Klagers hebben daarnaast aangevoerd dat "de behandelende gynaecologen" niet hebben geluisterd naar patiënte, haar echtgenoot en haar ouders. Volgens klagers hebben zij herhaaldelijk en uitdrukkelijk verzocht om een eerdere beëindiging van de zwangerschap. Ter zitting heeft verweerster verklaard een dergelijk verzoek niet te hebben vernomen. Het verpleegkundig dossier is zeer uitvoerig en gedetailleerd. De contacten met de familie zijn genoteerd. In het dossier komt het verzoek van patiënte noch van haar echtgenoot of ouders echter voor. Indien juist is wat klagers aanvoeren, acht het college het zeer waarschijnlijk dat daarvan op enig moment een notitie in het verpleegkundig dossier zou zijn gemaakt. Nu dit niet is gebeurd, acht het college het niet aannemelijk dat de verzoeken zoals gesteld door klagers zijn gedaan. Aan een beoordeling van dit klachtonderdeel komt het college dan ook niet toe.

5.11

De slotsom is dat de klacht in alle onderdelen ongegrond is.

6.      DE BESLISSING

Het college wijst de klacht af.

Aldus gedaan in raadkamer door mr. drs. Th.C.M. Willemse, voorzitter, mr. A.L. Smit, lid-jurist, en dr. A. Huisman, dr. R.H. Boerman en S. Tiemersma, leden-geneeskundigen, in tegenwoordigheid van mr. G.E. Bart, secretaris, en uitgesproken in het openbaar op

11 augustus 2011 door mr. A.L. Smit, voorzitter, in tegenwoordigheid van mr. H. van der Poel-Berkovits, secretaris.

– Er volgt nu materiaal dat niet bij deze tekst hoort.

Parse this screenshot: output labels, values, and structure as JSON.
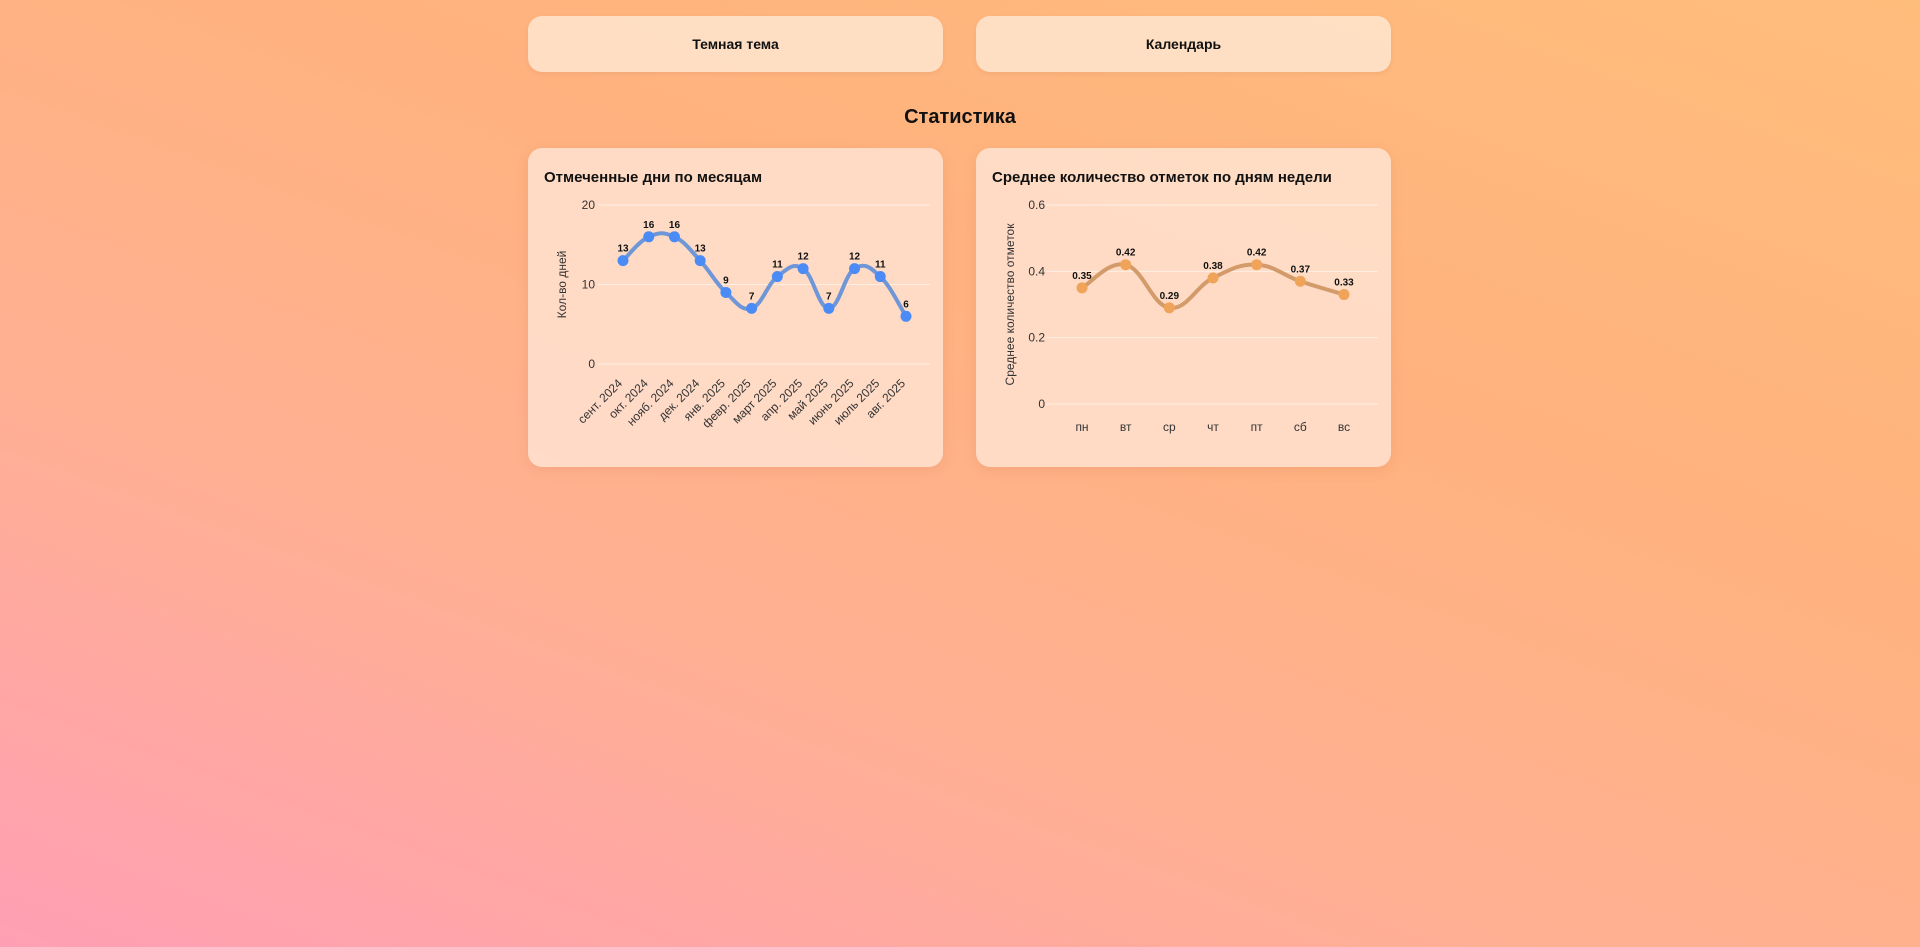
{
  "header": {
    "theme_button": "Темная тема",
    "calendar_button": "Календарь"
  },
  "section_title": "Статистика",
  "colors": {
    "line1": "#6f96d6",
    "point1": "#4b8bf5",
    "line2": "#d39a6a",
    "point2": "#f0a45a"
  },
  "chart_data": [
    {
      "type": "line",
      "title": "Отмеченные дни по месяцам",
      "ylabel": "Кол-во дней",
      "xlabel": "",
      "categories": [
        "сент. 2024",
        "окт. 2024",
        "нояб. 2024",
        "дек. 2024",
        "янв. 2025",
        "февр. 2025",
        "март 2025",
        "апр. 2025",
        "май 2025",
        "июнь 2025",
        "июль 2025",
        "авг. 2025"
      ],
      "values": [
        13,
        16,
        16,
        13,
        9,
        7,
        11,
        12,
        7,
        12,
        11,
        6
      ],
      "yticks": [
        "0",
        "10",
        "20"
      ],
      "ylim": [
        0,
        20
      ],
      "data_labels": true,
      "grid": true
    },
    {
      "type": "line",
      "title": "Среднее количество отметок по дням недели",
      "ylabel": "Среднее количество отметок",
      "xlabel": "",
      "categories": [
        "пн",
        "вт",
        "ср",
        "чт",
        "пт",
        "сб",
        "вс"
      ],
      "values": [
        0.35,
        0.42,
        0.29,
        0.38,
        0.42,
        0.37,
        0.33
      ],
      "yticks": [
        "0",
        "0.2",
        "0.4",
        "0.6"
      ],
      "ylim": [
        0,
        0.6
      ],
      "data_labels": true,
      "grid": true
    }
  ]
}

                                                                                                                 voorzitter

                                                                                                                 secretaris

 

Tegen deze beslissing kan binnen zes weken na de dag van verzending van het afschrift ervan schriftelijk hoger beroep worden ingesteld bij het Centrale Tuchtcollege voor de Gezondheidszorg door:

a. de klager en/of klaagster, voor zover de klacht is afgewezen, of voor zover hij/zij niet-ontvankelijk is verklaard;

b. degene over wie is geklaagd;

c. de hoofdinspecteur of de regionale inspecteur van de volksgezondheid, wie de aangelegenheid uit hoofde van de hun toevertrouwde belangen aangaat.

Het tot het Centrale Tuchtcollege voor de Gezondheidszorg gerichte beroepschrift wordt ingezonden bij de secretaris van het Regionaal Tuchtcollege voor de Gezondheidszorg te Zwolle, door wie het binnen de beroepstermijn moet zijn ontvangen.